Tourism and wildlife stakeholders, nevertheless, admitted rhinos were among the main attractions, pulling many tourists to the crater, an amphitheatre like caldera. “Inside the crater, it is much easier to see them within hours. There is a guarantee of seeing rhinos than any other place”, said Dr. Maurus Msuha, the director of Wildlife Division in the Ministry of Natural Resources and Tourism.
He told The Citizen on phone from Dar es Salaam that the ministry was in touch with NCAA on the matter and that wildlife veterinary experts were at the site.

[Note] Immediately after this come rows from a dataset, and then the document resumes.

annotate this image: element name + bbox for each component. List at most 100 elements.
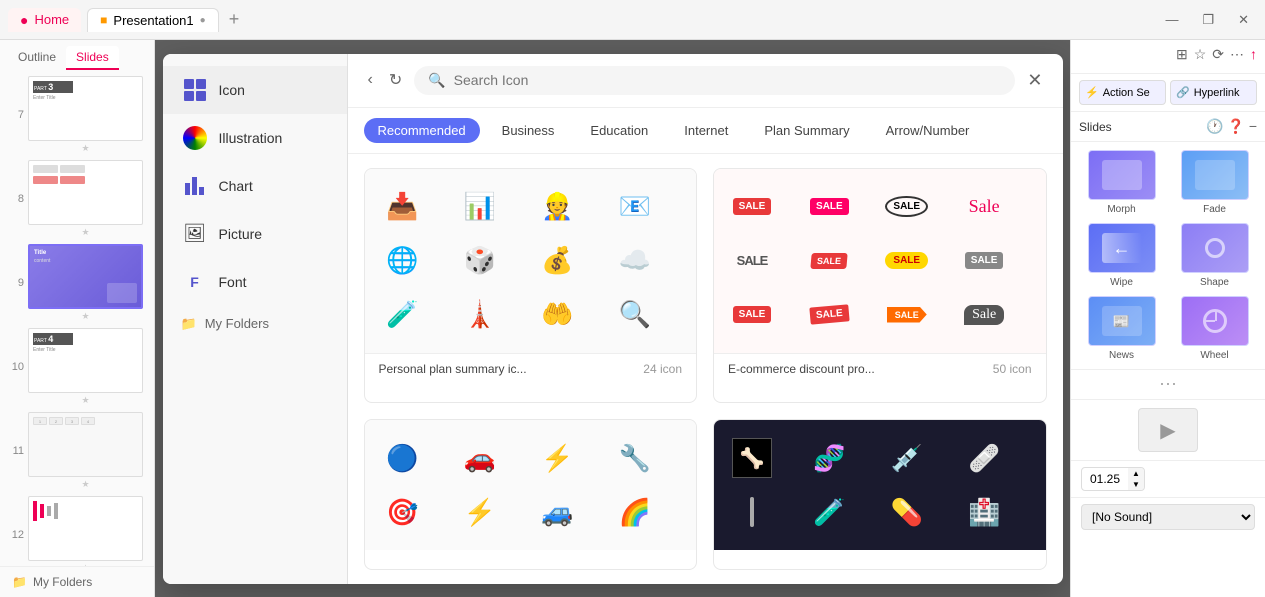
rotate-icon[interactable]: ⟳: [1212, 46, 1224, 63]
sound-select[interactable]: [No Sound]: [1081, 504, 1255, 530]
filter-arrow-number[interactable]: Arrow/Number: [872, 118, 984, 143]
filter-education[interactable]: Education: [576, 118, 662, 143]
nav-icon-font: F: [181, 268, 209, 296]
nav-label-picture: Picture: [219, 226, 263, 242]
transition-wipe[interactable]: ← Wipe: [1079, 223, 1164, 288]
nav-item-chart[interactable]: Chart: [163, 162, 347, 210]
duration-down-button[interactable]: ▼: [1128, 479, 1144, 490]
play-button[interactable]: ▶: [1138, 408, 1198, 452]
nav-item-picture[interactable]: 🖼 Picture: [163, 210, 347, 258]
sale-icon-12: Sale: [960, 291, 1008, 339]
right-panel-header: ⊞ ☆ ⟳ ⋯ ↑: [1071, 40, 1265, 74]
home-tab[interactable]: ● Home: [8, 8, 81, 32]
icon-pack-preview-2: SALE SALE SALE Sale: [714, 169, 1046, 353]
hyperlink-button[interactable]: 🔗 Hyperlink: [1170, 80, 1257, 105]
duration-value: 01.25: [1082, 469, 1128, 489]
nav-item-icon[interactable]: Icon: [163, 66, 347, 114]
transport-icon-8: 🌈: [611, 488, 659, 536]
refresh-button[interactable]: ↻: [385, 66, 406, 94]
sale-icon-3: SALE: [883, 183, 931, 231]
nav-icon-chart: [181, 172, 209, 200]
sale-icon-9: SALE: [728, 291, 776, 339]
icon-pack-medical[interactable]: 🦴 🧬 💉 🩹 🧪 💊 🏥: [713, 419, 1047, 570]
modal-main-content: ‹ ↻ 🔍 ✕ Recommended Business Education: [348, 54, 1063, 584]
transition-morph[interactable]: Morph: [1079, 150, 1164, 215]
search-input[interactable]: [454, 72, 1002, 88]
slide-thumb-12: [28, 496, 143, 561]
help-icon[interactable]: ❓: [1227, 118, 1244, 135]
icon-pack-transport[interactable]: 🔵 🚗 ⚡ 🔧 🎯 ⚡ 🚙 🌈: [364, 419, 698, 570]
transport-icon-4: 🔧: [611, 434, 659, 482]
sale-icon-1: SALE: [728, 183, 776, 231]
duration-arrows: ▲ ▼: [1128, 468, 1144, 490]
transition-wheel[interactable]: Wheel: [1172, 296, 1257, 361]
tab-close-icon[interactable]: ●: [200, 15, 206, 26]
slide-item-12[interactable]: 12 ★: [4, 496, 150, 566]
icon-preview-chart: 📊: [456, 183, 504, 231]
filter-internet[interactable]: Internet: [670, 118, 742, 143]
more-transitions-area: ⋯: [1071, 369, 1265, 399]
slide-item-11[interactable]: 11 1 2 3 4 ★: [4, 412, 150, 490]
modal-close-button[interactable]: ✕: [1023, 66, 1046, 95]
slide-item-9[interactable]: 9 Title content ★: [4, 244, 150, 322]
duration-row: 01.25 ▲ ▼: [1071, 460, 1265, 497]
modal-overlay: Icon Illustration: [155, 40, 1070, 597]
maximize-button[interactable]: ❐: [1194, 10, 1222, 30]
transition-news[interactable]: 📰 News: [1079, 296, 1164, 361]
presentation-tab-label: Presentation1: [113, 13, 193, 28]
action-section-button[interactable]: ⚡ Action Se: [1079, 80, 1166, 105]
star-icon[interactable]: ☆: [1194, 46, 1207, 63]
icon-pack-ecommerce[interactable]: SALE SALE SALE Sale: [713, 168, 1047, 404]
transition-fade[interactable]: Fade: [1172, 150, 1257, 215]
pack-name-1: Personal plan summary ic...: [379, 362, 527, 376]
slide-item-10[interactable]: 10 PART 4 Enter Title ★: [4, 328, 150, 406]
duration-up-button[interactable]: ▲: [1128, 468, 1144, 479]
tab-outline[interactable]: Outline: [8, 46, 66, 70]
tab-slides[interactable]: Slides: [66, 46, 119, 70]
main-layout: Outline Slides 7 PART 3 Enter Title ★: [0, 40, 1265, 597]
pack-name-2: E-commerce discount pro...: [728, 362, 875, 376]
add-tab-button[interactable]: +: [225, 9, 244, 30]
duration-input[interactable]: 01.25 ▲ ▼: [1081, 467, 1145, 491]
slide-thumb-8: [28, 160, 143, 225]
transport-icon-7: 🚙: [533, 488, 581, 536]
titlebar: ● Home ■ Presentation1 ● + — ❐ ✕: [0, 0, 1265, 40]
transition-shape[interactable]: Shape: [1172, 223, 1257, 288]
slides-list: 7 PART 3 Enter Title ★ 8: [0, 70, 154, 566]
filter-plan-summary[interactable]: Plan Summary: [750, 118, 863, 143]
more-transitions-icon[interactable]: ⋯: [1159, 374, 1177, 395]
slide-thumb-11: 1 2 3 4: [28, 412, 143, 477]
icon-pack-personal-plan[interactable]: 📥 📊 👷 📧 🌐 🎲 💰 ☁️ 🧪 🗼 🤲: [364, 168, 698, 404]
icon-pack-preview-4: 🦴 🧬 💉 🩹 🧪 💊 🏥: [714, 420, 1046, 550]
slide-item-8[interactable]: 8 ★: [4, 160, 150, 238]
my-folders-item[interactable]: 📁 My Folders: [0, 566, 154, 597]
clock-icon[interactable]: 🕐: [1206, 118, 1223, 135]
expand-icon[interactable]: ↑: [1250, 46, 1257, 63]
filter-tabs: Recommended Business Education Internet …: [348, 108, 1063, 154]
slide-item-7[interactable]: 7 PART 3 Enter Title ★: [4, 76, 150, 154]
presentation-tab[interactable]: ■ Presentation1 ●: [87, 8, 219, 32]
nav-label-font: Font: [219, 274, 247, 290]
search-icon: 🔍: [428, 72, 445, 89]
filter-recommended[interactable]: Recommended: [364, 118, 480, 143]
more-icon[interactable]: ⋯: [1230, 46, 1244, 63]
nav-item-illustration[interactable]: Illustration: [163, 114, 347, 162]
transport-icon-3: ⚡: [533, 434, 581, 482]
my-folders-nav[interactable]: 📁 My Folders: [163, 306, 347, 342]
news-thumb: 📰: [1088, 296, 1156, 346]
back-button[interactable]: ‹: [364, 67, 377, 93]
wheel-thumb: [1181, 296, 1249, 346]
wipe-thumb: ←: [1088, 223, 1156, 273]
minimize-button[interactable]: —: [1157, 10, 1186, 29]
nav-label-illustration: Illustration: [219, 130, 283, 146]
filter-business[interactable]: Business: [488, 118, 569, 143]
chevron-down-icon[interactable]: −: [1249, 118, 1257, 135]
medical-icon-8: 🏥: [960, 488, 1008, 536]
zoom-icon[interactable]: ⊞: [1176, 46, 1188, 63]
nav-item-font[interactable]: F Font: [163, 258, 347, 306]
nav-icon-icon: [181, 76, 209, 104]
sound-row: [No Sound]: [1071, 497, 1265, 536]
close-button[interactable]: ✕: [1230, 10, 1257, 30]
my-folders-label: My Folders: [205, 316, 269, 331]
nav-label-chart: Chart: [219, 178, 253, 194]
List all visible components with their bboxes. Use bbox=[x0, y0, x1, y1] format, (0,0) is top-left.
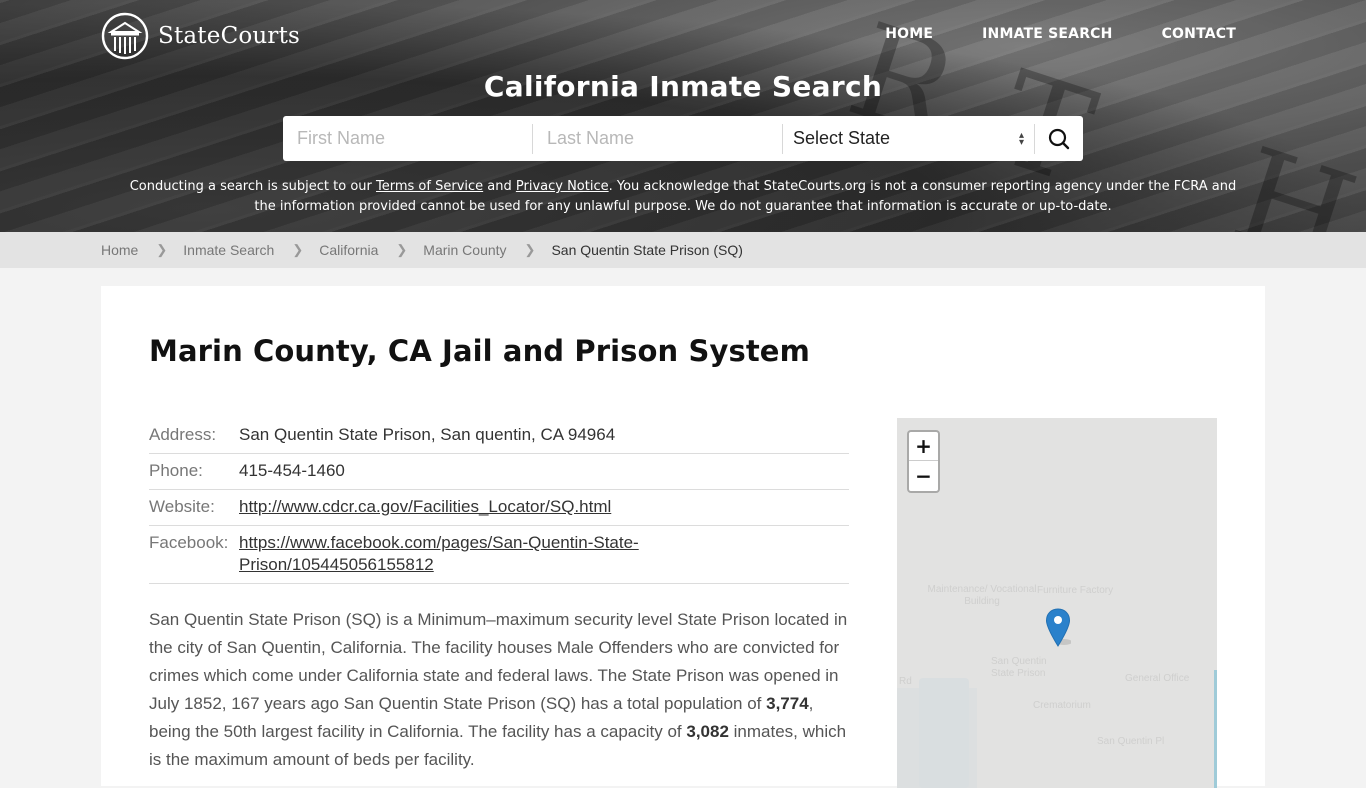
facebook-label: Facebook: bbox=[149, 525, 239, 584]
breadcrumb-home[interactable]: Home bbox=[101, 242, 138, 258]
content-card: Marin County, CA Jail and Prison System … bbox=[101, 286, 1265, 788]
map-label: San Quentin Pl bbox=[1097, 736, 1165, 747]
search-disclaimer: Conducting a search is subject to our Te… bbox=[120, 177, 1246, 217]
breadcrumb-inmate-search[interactable]: Inmate Search bbox=[183, 242, 274, 258]
statecourts-logo-link[interactable]: StateCourts bbox=[101, 12, 300, 60]
facility-info-table: Address: San Quentin State Prison, San q… bbox=[149, 418, 849, 584]
nav-home[interactable]: HOME bbox=[885, 26, 933, 42]
map-zoom-out-button[interactable]: − bbox=[909, 461, 938, 490]
map-label: Furniture Factory bbox=[1037, 585, 1114, 596]
chevron-right-icon: ❯ bbox=[396, 242, 408, 257]
map-zoom-in-button[interactable]: + bbox=[909, 432, 938, 461]
chevron-right-icon: ❯ bbox=[156, 242, 168, 257]
disclaimer-text: and bbox=[483, 179, 516, 194]
website-link[interactable]: http://www.cdcr.ca.gov/Facilities_Locato… bbox=[239, 497, 611, 516]
map-label: San Quentin State Prison bbox=[991, 656, 1047, 679]
phone-label: Phone: bbox=[149, 453, 239, 490]
terms-of-service-link[interactable]: Terms of Service bbox=[376, 179, 483, 194]
map-label: General Office bbox=[1125, 673, 1190, 684]
privacy-notice-link[interactable]: Privacy Notice bbox=[516, 179, 609, 194]
hero-header: RT HOUSE StateCourts HOME INMATE SEARCH … bbox=[0, 0, 1366, 232]
select-updown-icon: ▴ ▾ bbox=[1018, 129, 1024, 148]
page-title: Marin County, CA Jail and Prison System bbox=[149, 334, 810, 368]
map-water-area bbox=[919, 678, 969, 788]
address-value: San Quentin State Prison, San quentin, C… bbox=[239, 418, 849, 454]
facebook-link-line1: https://www.facebook.com/pages/San-Quent… bbox=[239, 533, 639, 552]
first-name-input[interactable] bbox=[283, 123, 533, 154]
breadcrumb-california[interactable]: California bbox=[319, 242, 378, 258]
state-select[interactable]: Select State ▴ ▾ bbox=[783, 123, 1035, 154]
search-button[interactable] bbox=[1035, 116, 1083, 161]
info-row-website: Website: http://www.cdcr.ca.gov/Faciliti… bbox=[149, 489, 849, 526]
facility-map[interactable]: Maintenance/ Vocational Building Furnitu… bbox=[897, 418, 1217, 788]
breadcrumb-marin-county[interactable]: Marin County bbox=[423, 242, 506, 258]
info-row-phone: Phone: 415-454-1460 bbox=[149, 453, 849, 490]
map-label: Rd bbox=[899, 676, 912, 687]
info-row-address: Address: San Quentin State Prison, San q… bbox=[149, 418, 849, 454]
last-name-input[interactable] bbox=[533, 123, 783, 154]
description-text: San Quentin State Prison (SQ) is a Minim… bbox=[149, 610, 848, 713]
facility-description: San Quentin State Prison (SQ) is a Minim… bbox=[149, 606, 849, 774]
breadcrumb: Home ❯ Inmate Search ❯ California ❯ Mari… bbox=[101, 232, 743, 268]
search-icon bbox=[1048, 128, 1070, 149]
state-select-value: Select State bbox=[793, 128, 891, 148]
chevron-right-icon: ❯ bbox=[524, 242, 536, 257]
population-value: 3,774 bbox=[766, 694, 809, 713]
breadcrumb-bar: Home ❯ Inmate Search ❯ California ❯ Mari… bbox=[0, 232, 1366, 268]
chevron-right-icon: ❯ bbox=[292, 242, 304, 257]
address-label: Address: bbox=[149, 418, 239, 454]
hero-title: California Inmate Search bbox=[483, 70, 883, 103]
courthouse-columns-icon bbox=[101, 12, 149, 60]
nav-inmate-search[interactable]: INMATE SEARCH bbox=[982, 26, 1112, 42]
map-shoreline bbox=[1214, 670, 1217, 788]
brand-name: StateCourts bbox=[158, 23, 301, 49]
website-label: Website: bbox=[149, 489, 239, 526]
map-zoom-control: + − bbox=[907, 430, 940, 493]
phone-value: 415-454-1460 bbox=[239, 453, 849, 490]
facebook-link-line2: Prison/105445056155812 bbox=[239, 555, 434, 574]
disclaimer-text: Conducting a search is subject to our bbox=[129, 179, 377, 194]
map-marker-icon[interactable] bbox=[1045, 608, 1071, 648]
inmate-search-form: Select State ▴▾ bbox=[283, 116, 1083, 161]
capacity-value: 3,082 bbox=[686, 722, 729, 741]
facebook-link[interactable]: https://www.facebook.com/pages/San-Quent… bbox=[239, 533, 639, 574]
breadcrumb-current: San Quentin State Prison (SQ) bbox=[551, 242, 743, 258]
main-nav: HOME INMATE SEARCH CONTACT bbox=[836, 26, 1236, 42]
map-label: Crematorium bbox=[1033, 700, 1091, 711]
info-row-facebook: Facebook: https://www.facebook.com/pages… bbox=[149, 525, 849, 584]
map-label: Maintenance/ Vocational Building bbox=[927, 584, 1037, 607]
nav-contact[interactable]: CONTACT bbox=[1162, 26, 1236, 42]
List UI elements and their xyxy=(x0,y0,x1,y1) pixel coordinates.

According to him, Ngorongoro was among the three main sites in the country where rhinos have been re-introduced to boost their population. The others are the Serengeti and Mkomazi national parks, he said, declining to reveal the current population of the endangered animals hunted down for their horns. However, an official of the conservation agency who spoke on condition of anonymity said there were about 60 rhinos under protection within the crater.
“Rhinos are among the Big Five members who attract multitudes of visitors to the crater every day”, she said, noting this has made the crater an iconic site.